Il suffit de se servir 

Le petit cabanon du Sentigarten a tout pour plaire. En grosses lettres, on peut lire "Madame Frigo", et effectivement, quand on ouvre la porte, on voit un réfrigérateur. L'idée est d'organiser un troc de nourriture: si l'on a des aliments propres à la consommation en trop, on les apporte, et si l'on a besoin de quelque chose, on se sert. Approvisionné en partie par les habitant·es du quartier et en partie par des organisations d'utilité publique (banque alimentaire, communautés religieuses, boulangeries et magasins locaux), le réfrigérateur est utilisé principalement par des personnes en difficulté financière, tributaires de denrées alimentaires gratuites. 

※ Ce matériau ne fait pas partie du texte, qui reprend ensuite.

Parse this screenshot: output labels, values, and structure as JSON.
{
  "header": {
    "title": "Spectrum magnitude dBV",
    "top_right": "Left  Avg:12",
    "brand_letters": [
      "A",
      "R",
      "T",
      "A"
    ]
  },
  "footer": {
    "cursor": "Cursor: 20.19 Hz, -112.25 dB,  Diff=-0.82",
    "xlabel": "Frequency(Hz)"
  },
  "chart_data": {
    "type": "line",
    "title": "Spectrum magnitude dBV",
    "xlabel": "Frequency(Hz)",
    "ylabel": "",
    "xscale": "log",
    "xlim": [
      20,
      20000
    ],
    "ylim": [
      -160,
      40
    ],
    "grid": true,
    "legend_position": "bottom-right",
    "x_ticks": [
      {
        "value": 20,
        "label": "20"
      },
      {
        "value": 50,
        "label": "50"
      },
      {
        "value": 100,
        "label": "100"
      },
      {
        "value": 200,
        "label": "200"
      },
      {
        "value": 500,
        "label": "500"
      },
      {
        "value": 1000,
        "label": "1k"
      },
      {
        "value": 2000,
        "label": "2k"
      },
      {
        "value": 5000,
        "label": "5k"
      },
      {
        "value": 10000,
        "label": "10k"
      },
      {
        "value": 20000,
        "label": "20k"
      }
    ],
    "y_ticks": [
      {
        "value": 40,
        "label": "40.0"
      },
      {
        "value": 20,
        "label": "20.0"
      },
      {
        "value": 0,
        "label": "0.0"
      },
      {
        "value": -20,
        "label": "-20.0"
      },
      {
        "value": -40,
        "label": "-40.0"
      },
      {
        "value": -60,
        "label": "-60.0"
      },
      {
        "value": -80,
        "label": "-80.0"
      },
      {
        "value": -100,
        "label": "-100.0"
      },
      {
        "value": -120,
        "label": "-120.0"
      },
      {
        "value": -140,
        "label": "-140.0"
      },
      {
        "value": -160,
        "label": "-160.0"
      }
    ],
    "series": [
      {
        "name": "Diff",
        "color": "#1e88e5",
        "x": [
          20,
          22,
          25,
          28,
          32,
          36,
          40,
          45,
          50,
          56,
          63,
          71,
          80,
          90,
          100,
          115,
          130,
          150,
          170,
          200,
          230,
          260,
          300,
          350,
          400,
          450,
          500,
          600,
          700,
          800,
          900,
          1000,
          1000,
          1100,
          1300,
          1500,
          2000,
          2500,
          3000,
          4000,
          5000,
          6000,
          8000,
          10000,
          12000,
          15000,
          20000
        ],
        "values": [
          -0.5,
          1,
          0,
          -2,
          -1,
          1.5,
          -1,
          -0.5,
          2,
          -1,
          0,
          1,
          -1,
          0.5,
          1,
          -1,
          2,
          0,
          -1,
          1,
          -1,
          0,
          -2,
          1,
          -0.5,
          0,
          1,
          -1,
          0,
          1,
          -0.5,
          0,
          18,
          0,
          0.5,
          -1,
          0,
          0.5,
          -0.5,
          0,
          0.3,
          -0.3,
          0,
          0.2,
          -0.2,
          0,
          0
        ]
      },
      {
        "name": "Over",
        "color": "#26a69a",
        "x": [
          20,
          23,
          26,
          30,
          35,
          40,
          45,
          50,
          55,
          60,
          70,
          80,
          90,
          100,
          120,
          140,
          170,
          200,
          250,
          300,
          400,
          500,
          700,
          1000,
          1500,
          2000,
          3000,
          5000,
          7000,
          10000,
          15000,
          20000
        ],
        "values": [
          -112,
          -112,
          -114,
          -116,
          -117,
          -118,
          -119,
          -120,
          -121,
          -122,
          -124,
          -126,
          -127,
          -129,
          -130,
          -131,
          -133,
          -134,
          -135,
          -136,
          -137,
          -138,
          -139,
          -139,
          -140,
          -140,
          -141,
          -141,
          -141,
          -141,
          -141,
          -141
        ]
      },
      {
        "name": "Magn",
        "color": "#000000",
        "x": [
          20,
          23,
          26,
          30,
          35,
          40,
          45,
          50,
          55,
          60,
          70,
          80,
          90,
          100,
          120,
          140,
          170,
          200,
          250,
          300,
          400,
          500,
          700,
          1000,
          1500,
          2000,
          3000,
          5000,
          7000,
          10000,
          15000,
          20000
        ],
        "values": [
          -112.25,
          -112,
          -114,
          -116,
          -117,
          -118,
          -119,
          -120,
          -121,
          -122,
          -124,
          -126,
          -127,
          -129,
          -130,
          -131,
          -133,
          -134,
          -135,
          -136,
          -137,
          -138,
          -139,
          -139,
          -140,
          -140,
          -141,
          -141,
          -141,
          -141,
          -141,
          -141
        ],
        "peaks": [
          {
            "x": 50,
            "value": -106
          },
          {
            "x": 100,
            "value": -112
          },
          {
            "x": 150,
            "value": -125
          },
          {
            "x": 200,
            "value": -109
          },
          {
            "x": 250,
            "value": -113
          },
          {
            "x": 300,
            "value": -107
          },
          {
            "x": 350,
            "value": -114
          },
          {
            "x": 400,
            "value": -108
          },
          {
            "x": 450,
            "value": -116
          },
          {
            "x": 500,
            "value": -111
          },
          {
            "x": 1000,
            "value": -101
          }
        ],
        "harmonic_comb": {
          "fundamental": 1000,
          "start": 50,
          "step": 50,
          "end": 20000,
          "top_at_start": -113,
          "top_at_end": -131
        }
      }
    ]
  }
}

Toutes sortes de gens utilisent le frigo, mais la majorité sont des personnes en situation de pauvreté ou de dépendance.

Camilia, bénévole au Sentitreff

Pauvreté et dépendance 

Camilia, qui entretient avec Minu et d'autres bénévoles le cabanon Madame Frigo, habite juste en face du Sentitreff. Depuis son balcon, elle peut voir les allées et venues dans le jardin. "Toutes sortes de gens utilisent le frigo, affirme-t-elle, mais la majorité sont des personnes en situation de pauvreté ou de dépendance." Et Minu d'ajouter: "Beaucoup sont des sans-abri ou n'ont pas accès à une cuisine. Ils sont donc particulièrement contents quand ils trouvent dans le réfrigérateur des choses que l'on peut manger sur place, par exemple des sandwichs." 

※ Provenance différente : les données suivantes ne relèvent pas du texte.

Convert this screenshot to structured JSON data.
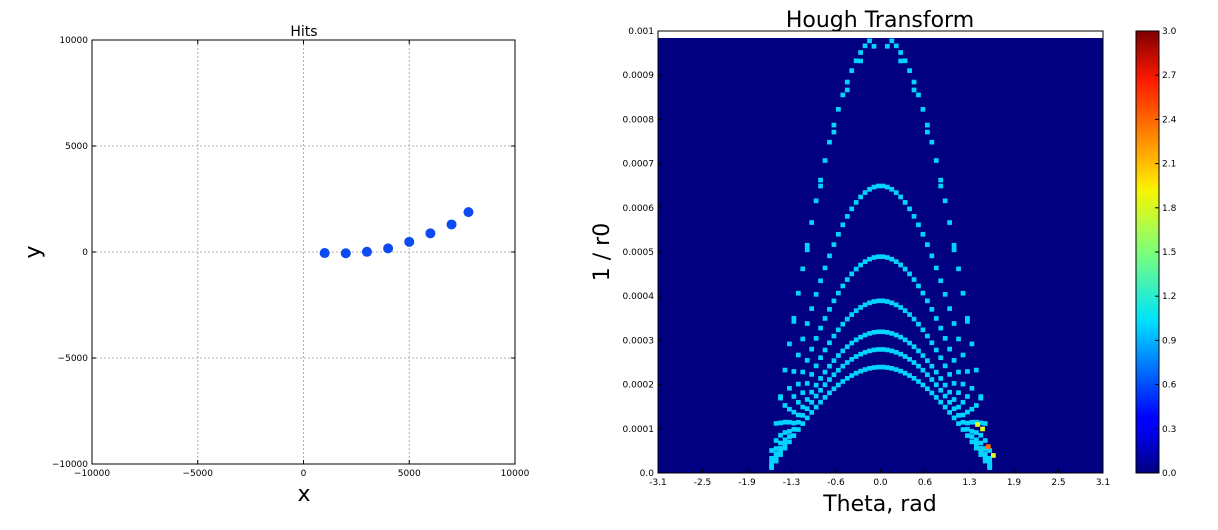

Minu (à droite) et Camilia remplissent le frigo.
Minu (à droite) et Camilia remplissent le frigo.

La haute saison: l'été 

Dans le frigo, on retrouve très souvent des fruits et légumes. C'est pourquoi on considère que l'été est la "haute saison". On peut également apporter des produits laitiers tels que du beurre, du fromage ou de la crème, car ils ne risquent pas de tourner. En revanche, la viande, le poisson, l'alcool ainsi que les produits déjà ouverts ou les aliments préparés à la maison ne sont pas autorisés. Pour le pain et autres produits de boulangerie, les pâtes ou le riz, il y a un compartiment non réfrigéré. "Il nous arrive même de trouver des produits non alimentaires, rapporte Minu. Des masques pendant la pandémie, des produits de soin pour la peau ou, au printemps, de jolies fleurs." Il est assez rare que les bénévoles doivent jeter des déchets ou des aliments non comestibles lors du contrôle et du nettoyage. 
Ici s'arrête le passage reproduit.